I believe she will get the 6 wks funded by the NHS as transferring directly from hosp into care and then we'll enter the 12 week disregard period, which I assume may be what you are referring to ... I think we'll be expected to have sold Mum's property within that time. Everything is soo complicated, I'm learning as I go along, or at least trying to.
 

Palerider

Registered User
Aug 9, 2015
2,722
0
North West
I believe she will get the 6 wks funded by the NHS as transferring directly from hosp into care and then we'll enter the 12 week disregard period, which I assume may be what you are referring to ... I think we'll be expected to have sold Mum's property within that time. Everything is soo complicated, I'm learning as I go along, or at least trying to.
Ah I see

Its so hard, hoping you find your way with this
 

Frank24

Registered User
Feb 13, 2018
155
0
I believe she will get the 6 wks funded by the NHS as transferring directly from hosp into care and then we'll enter the 12 week disregard period, which I assume may be what you are referring to ... I think we'll be expected to have sold Mum's property within that time. Everything is soo complicated, I'm learning as I go along, or at least trying to.
It’s very stressful when you are trying to work out the finances and you have got someone in hospital wandering not coping. I must say I moved through this part of the process in an absolute daze… the council will get paid back when the property is sold and they won’t hold you to a 12 week situation. They sort of give you a tab and you settle when the property is sold.
 

Miss Elli

Registered User
Apr 9, 2020
66
0
Thank you all for the replies.

Another bump in the road at the begininng of the week as the manager of the care home had a more detailed conversation with the hospital and then decided they wouldn't be able to accommodate Mum's needs! After a very stressful/tearful 8 hrs, the day ended on a new offer from a home that was better suited to Mum's needs and it is in our town, just a 5min drive away - the staff are lovely and it is super clean and bright!!!!!!

I'd had conversations with this particular home over the last 12mths but had discounted them as I didn't think Mum needed that level of care, it just illustrates how little I knew, though maybe Mum's fall has accelerated some of the symptoms. Unbelievable good luck though and just shows that every cloud has a silver lining.

Just got the house to sell now and deal with all of Mum and Dads belongings collected over the years ... even Dad's clothes are still hanging in wardrobes, cleaned and ironed, even though we lost him in 2012 . 😕

It's an incredibly sad time, I feel I have lost Mum but the reality is she's just starting a new life.
 

Banjomansmate

Registered User
Jan 13, 2019
3,080
0
Dorset
Thank you all for the replies.

Another bump in the road at the begininng of the week as the manager of the care home had a more detailed conversation with the hospital and then decided they wouldn't be able to accommodate Mum's needs! After a very stressful/tearful 8 hrs, the day ended on a new offer from a home that was better suited to Mum's needs and it is in our town, just a 5min drive away - the staff are lovely and it is super clean and bright!!!!!!

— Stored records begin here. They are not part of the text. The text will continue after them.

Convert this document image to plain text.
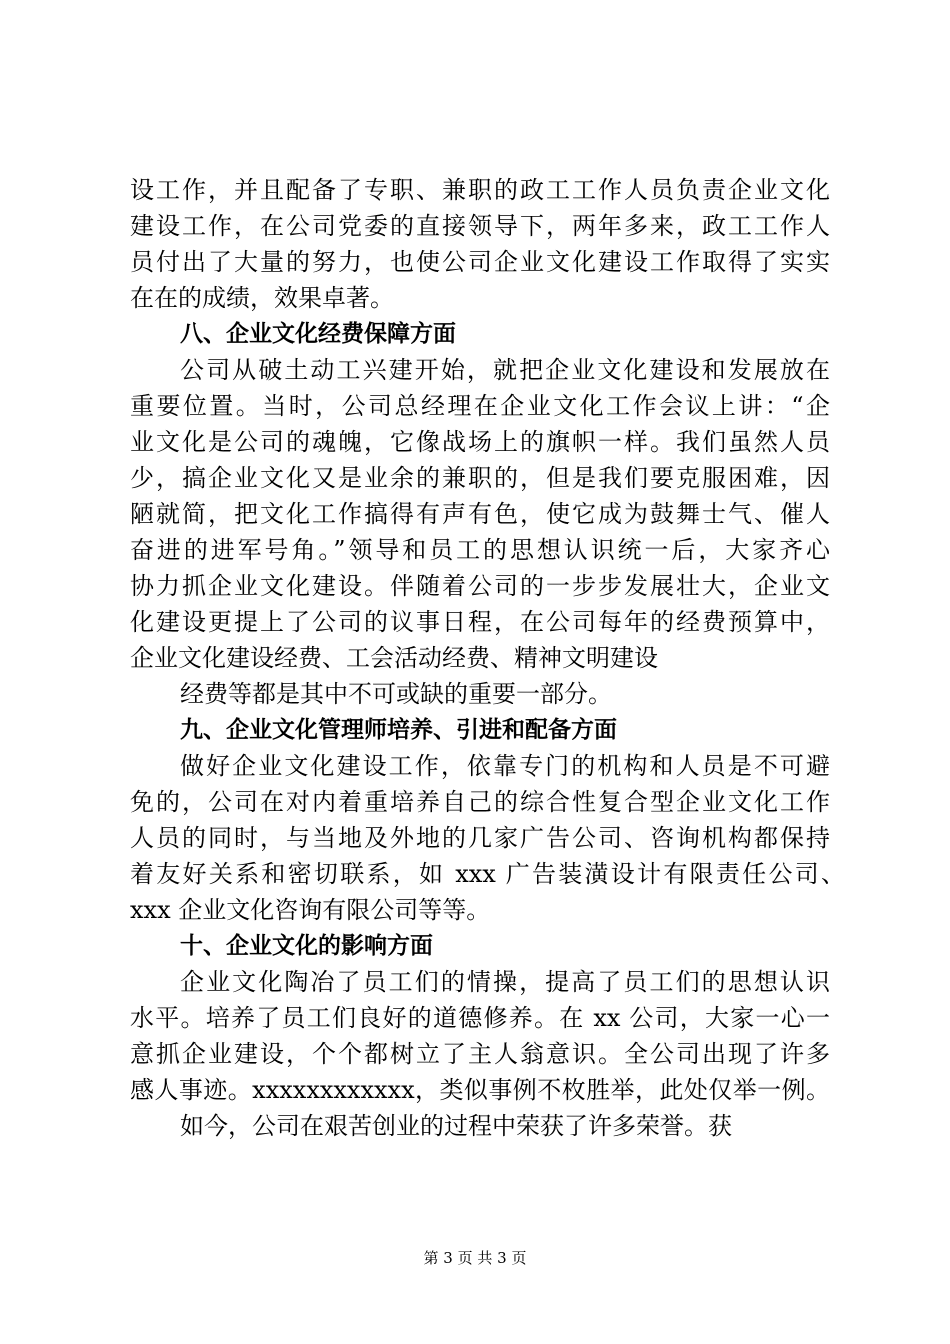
设工作，并且配备了专职、兼职的政工工作人员负责企业文化
建设工作，在公司党委的直接领导下，两年多来，政工工作人
员付出了大量的努力，也使公司企业文化建设工作取得了实实
在在的成绩，效果卓著。
八、企业文化经费保障方面
公司从破土动工兴建开始，就把企业文化建设和发展放在
重要位置。当时，公司总经理在企业文化工作会议上讲：“企
业文化是公司的魂魄，它像战场上的旗帜一样。我们虽然人员
少，搞企业文化又是业余的兼职的，但是我们要克服困难，因
陋就简，把文化工作搞得有声有色，使它成为鼓舞士气、催人
奋进的进军号角。”领导和员工的思想认识统一后，大家齐心
协力抓企业文化建设。伴随着公司的一步步发展壮大，企业文
化建设更提上了公司的议事日程，在公司每年的经费预算中，
企业文化建设经费、工会活动经费、精神文明建设
经费等都是其中不可或缺的重要一部分。
九、企业文化管理师培养、引进和配备方面
做好企业文化建设工作，依靠专门的机构和人员是不可避
免的，公司在对内着重培养自己的综合性复合型企业文化工作
人员的同时，与当地及外地的几家广告公司、咨询机构都保持
着友好关系和密切联系，如 xxx 广告装潢设计有限责任公司、
xxx 企业文化咨询有限公司等等。
十、企业文化的影响方面
企业文化陶冶了员工们的情操，提高了员工们的思想认识
水平。培养了员工们良好的道德修养。在 xx 公司，大家一心一
意抓企业建设，个个都树立了主人翁意识。全公司出现了许多
感人事迹。xxxxxxxxxxxx，类似事例不枚胜举，此处仅举一例。
如今，公司在艰苦创业的过程中荣获了许多荣誉。获
第 3 页 共 3 页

I'd had conversations with this particular home over the last 12mths but had discounted them as I didn't think Mum needed that level of care, it just illustrates how little I knew, though maybe Mum's fall has accelerated some of the symptoms. Unbelievable good luck though and just shows that every cloud has a silver lining.



It's an incredibly sad time, I feel I have lost Mum but the reality is she's just starting a new life.
It is good to hear that things have worked out well. You have the right attitude, Mum is starting a new life, just as she had to after your Dad died.